GOVERNMENT BLASTED OVER QUALITY OF EDUCATION ‘It’s all about the minister’
Friday, September 25th, 2009Daily Nation ( 28/05/01)
Government’s performance on education was blasted yesterday by panelists at a mid-year review of the economy by the Opposition Democratic Labour Party.
They charged that the Barbados Labour Party’s performance on education was about Minister of Education Mia Mottley than the children and other stakeholders.
The review which coincided with the mid-point of the second year of the ruling BLP’s second term in office, suggested there were several failings within the Ministry of Education.
Senator Leroy McClean featured speaker on the three-member panel, moderated by candidate hopeful Steve Blackette, said there has been a rapid decline in education along with a drop in the standards at schools as well as a moral decline among students.

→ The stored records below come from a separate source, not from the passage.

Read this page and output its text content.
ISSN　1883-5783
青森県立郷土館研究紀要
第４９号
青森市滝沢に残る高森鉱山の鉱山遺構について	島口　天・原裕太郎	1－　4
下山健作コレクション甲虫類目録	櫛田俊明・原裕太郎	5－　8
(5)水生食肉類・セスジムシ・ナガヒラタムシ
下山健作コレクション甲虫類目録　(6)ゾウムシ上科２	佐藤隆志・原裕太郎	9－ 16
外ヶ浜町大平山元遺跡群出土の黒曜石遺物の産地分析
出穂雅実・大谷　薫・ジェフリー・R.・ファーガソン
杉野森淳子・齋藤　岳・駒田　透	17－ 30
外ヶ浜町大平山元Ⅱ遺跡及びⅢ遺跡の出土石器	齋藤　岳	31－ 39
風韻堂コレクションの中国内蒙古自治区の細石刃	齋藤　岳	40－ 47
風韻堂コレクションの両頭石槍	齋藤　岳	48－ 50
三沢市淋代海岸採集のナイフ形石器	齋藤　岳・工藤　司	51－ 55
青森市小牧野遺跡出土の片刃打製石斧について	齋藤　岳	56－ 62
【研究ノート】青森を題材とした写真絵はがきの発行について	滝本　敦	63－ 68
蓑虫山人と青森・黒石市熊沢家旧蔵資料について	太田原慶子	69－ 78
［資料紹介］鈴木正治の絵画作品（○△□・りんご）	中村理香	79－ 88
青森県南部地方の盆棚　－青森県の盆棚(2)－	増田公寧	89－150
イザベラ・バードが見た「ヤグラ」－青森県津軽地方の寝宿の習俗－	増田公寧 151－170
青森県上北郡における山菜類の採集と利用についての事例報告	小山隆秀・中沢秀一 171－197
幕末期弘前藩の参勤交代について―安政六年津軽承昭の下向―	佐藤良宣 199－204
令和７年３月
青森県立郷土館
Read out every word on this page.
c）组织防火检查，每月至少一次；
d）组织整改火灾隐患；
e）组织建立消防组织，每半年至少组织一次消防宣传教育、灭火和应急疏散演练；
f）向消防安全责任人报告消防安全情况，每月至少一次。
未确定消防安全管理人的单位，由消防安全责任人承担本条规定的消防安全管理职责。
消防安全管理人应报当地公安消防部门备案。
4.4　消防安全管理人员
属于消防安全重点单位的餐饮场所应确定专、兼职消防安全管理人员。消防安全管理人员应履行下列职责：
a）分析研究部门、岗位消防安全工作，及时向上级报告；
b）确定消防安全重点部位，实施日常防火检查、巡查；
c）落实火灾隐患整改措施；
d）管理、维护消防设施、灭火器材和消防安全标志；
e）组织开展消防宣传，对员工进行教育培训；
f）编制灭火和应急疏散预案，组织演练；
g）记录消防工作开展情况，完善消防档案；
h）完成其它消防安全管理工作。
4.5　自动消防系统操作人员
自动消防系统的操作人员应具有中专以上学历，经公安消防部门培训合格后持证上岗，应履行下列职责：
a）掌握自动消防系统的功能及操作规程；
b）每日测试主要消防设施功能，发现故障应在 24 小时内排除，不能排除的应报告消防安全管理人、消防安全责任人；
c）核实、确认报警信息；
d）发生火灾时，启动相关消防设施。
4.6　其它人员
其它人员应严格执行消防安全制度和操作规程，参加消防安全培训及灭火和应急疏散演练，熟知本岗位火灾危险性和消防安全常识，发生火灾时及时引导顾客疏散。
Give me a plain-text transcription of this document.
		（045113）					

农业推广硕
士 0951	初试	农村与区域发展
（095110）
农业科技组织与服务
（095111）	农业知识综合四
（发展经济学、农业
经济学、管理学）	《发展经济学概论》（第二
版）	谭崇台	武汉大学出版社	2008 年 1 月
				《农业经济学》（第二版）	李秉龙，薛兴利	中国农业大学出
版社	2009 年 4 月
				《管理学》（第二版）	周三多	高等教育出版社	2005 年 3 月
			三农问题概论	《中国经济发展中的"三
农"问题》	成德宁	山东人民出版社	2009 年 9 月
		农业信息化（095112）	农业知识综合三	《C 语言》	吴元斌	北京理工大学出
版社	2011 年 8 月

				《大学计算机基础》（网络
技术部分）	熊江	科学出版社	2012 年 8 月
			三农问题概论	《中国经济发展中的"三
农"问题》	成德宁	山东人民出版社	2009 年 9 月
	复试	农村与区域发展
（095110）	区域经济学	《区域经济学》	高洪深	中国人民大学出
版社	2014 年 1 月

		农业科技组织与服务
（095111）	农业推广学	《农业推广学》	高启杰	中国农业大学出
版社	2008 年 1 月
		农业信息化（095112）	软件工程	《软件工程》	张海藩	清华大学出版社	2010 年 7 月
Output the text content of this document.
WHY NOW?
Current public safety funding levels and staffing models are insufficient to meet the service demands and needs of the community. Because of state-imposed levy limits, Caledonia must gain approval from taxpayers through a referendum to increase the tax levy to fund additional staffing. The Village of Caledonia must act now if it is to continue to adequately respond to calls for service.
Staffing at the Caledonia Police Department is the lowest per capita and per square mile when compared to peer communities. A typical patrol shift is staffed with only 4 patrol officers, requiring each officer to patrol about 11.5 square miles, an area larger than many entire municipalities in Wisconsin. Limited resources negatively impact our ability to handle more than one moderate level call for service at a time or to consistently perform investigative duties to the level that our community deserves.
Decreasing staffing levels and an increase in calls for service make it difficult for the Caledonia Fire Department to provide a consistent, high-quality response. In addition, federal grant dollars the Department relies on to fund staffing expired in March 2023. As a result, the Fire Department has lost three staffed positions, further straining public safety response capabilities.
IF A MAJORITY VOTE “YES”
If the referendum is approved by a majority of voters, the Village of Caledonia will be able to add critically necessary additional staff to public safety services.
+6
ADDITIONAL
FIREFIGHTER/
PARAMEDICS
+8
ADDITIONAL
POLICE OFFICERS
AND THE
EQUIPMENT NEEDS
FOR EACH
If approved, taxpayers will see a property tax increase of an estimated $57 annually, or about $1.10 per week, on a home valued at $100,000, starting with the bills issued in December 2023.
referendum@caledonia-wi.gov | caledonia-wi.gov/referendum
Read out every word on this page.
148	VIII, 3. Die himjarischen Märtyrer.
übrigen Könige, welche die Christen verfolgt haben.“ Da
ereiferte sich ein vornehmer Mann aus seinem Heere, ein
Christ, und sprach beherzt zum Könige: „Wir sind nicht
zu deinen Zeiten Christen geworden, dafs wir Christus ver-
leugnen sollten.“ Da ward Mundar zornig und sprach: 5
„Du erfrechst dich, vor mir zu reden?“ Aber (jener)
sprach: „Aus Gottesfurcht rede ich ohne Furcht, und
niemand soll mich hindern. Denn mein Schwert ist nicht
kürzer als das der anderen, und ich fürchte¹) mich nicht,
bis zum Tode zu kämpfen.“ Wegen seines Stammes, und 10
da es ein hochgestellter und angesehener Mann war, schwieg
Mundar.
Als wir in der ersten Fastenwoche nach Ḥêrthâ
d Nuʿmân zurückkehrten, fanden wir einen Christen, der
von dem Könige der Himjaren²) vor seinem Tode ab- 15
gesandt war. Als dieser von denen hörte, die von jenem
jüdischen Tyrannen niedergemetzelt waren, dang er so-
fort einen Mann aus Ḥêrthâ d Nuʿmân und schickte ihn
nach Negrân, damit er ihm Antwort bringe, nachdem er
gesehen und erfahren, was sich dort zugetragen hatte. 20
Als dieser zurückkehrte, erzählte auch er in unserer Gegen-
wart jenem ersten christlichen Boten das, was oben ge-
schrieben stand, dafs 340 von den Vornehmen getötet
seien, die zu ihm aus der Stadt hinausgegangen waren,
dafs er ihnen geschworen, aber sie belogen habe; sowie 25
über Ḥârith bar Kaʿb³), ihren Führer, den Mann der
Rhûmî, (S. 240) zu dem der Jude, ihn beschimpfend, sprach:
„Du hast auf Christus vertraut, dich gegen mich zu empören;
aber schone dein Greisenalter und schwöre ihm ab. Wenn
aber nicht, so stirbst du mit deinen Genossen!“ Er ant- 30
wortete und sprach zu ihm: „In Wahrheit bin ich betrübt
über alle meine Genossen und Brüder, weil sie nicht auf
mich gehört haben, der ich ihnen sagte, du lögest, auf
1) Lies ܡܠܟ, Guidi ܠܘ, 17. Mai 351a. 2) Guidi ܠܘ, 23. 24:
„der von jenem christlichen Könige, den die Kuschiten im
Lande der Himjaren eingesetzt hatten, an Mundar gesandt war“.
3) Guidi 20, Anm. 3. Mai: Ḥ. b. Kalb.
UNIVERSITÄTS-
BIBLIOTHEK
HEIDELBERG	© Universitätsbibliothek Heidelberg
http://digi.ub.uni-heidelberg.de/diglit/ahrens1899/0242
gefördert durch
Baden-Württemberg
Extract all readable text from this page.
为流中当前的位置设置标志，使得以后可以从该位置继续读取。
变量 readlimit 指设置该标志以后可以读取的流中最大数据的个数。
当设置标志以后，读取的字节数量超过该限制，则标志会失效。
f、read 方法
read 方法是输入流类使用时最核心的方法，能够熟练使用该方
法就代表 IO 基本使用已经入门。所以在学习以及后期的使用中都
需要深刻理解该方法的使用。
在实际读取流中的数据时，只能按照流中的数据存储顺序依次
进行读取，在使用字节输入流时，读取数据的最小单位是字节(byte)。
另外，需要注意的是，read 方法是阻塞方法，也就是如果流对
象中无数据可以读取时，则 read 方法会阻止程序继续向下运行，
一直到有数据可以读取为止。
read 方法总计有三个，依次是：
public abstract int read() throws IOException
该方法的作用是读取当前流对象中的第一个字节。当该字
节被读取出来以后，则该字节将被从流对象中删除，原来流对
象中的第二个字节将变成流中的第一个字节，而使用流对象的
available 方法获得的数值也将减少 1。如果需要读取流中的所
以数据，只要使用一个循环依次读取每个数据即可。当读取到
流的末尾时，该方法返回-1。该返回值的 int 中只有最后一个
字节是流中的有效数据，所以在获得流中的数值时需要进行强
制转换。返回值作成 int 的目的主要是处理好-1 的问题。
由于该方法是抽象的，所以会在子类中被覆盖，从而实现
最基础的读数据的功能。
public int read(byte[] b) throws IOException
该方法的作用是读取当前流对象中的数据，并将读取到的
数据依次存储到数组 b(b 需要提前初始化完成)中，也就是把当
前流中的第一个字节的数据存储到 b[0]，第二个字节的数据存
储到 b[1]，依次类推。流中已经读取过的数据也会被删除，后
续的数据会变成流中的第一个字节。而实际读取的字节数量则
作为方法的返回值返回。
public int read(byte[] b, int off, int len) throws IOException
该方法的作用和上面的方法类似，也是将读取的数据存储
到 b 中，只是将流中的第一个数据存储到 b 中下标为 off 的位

He stressed it had nothing to do with the quality of teaching within the schools but was best exemplified by the most recent “piece of nonsense” relating to a document setting out how teachers could be promoted to senior teachers.
McClean was critical of the document as just another technique by the BLP to promote those teachers it wanted and to get around established procedures.
He spoke too, of “chaos” in the multi-million dollar EduTech programme, which was not only causing disruption in schools at the beginning of every term , McClean said, but had also seen the transfer of one top official to the state-run HIV/AIDS project without a replacement being named.
Most important, McClean said, was that mismanagement had become the hallmarks of the education ministry.
The DLP’s third vice-president, Undene Whittaker, who is also president of the Barbados Union of Teachers, was concerned about the implementation aspect of a series of ministry initiatives too many of which, she said, had been bunched together, thereby creating unnecessary confusion within the system.
Panelist Dereck Alleyne, took a broader view of the BLP’s approach to education, suggesting that it had never been about service to the masses but about catering to the needs of the mercantile community which it supplied with cheap labour.
He charged that the BLP had since 1996 successfully tried to abandon the 11-Plus Examination; attacked the failures of the Schools Meals Programme; criticised the secondary school system as too expensive; attempted to shut the Erdiston Teachers Training College; undermined principals; attacked unions; promoted a system of boards for both levels of schools; and above all, elevated the power of the minister.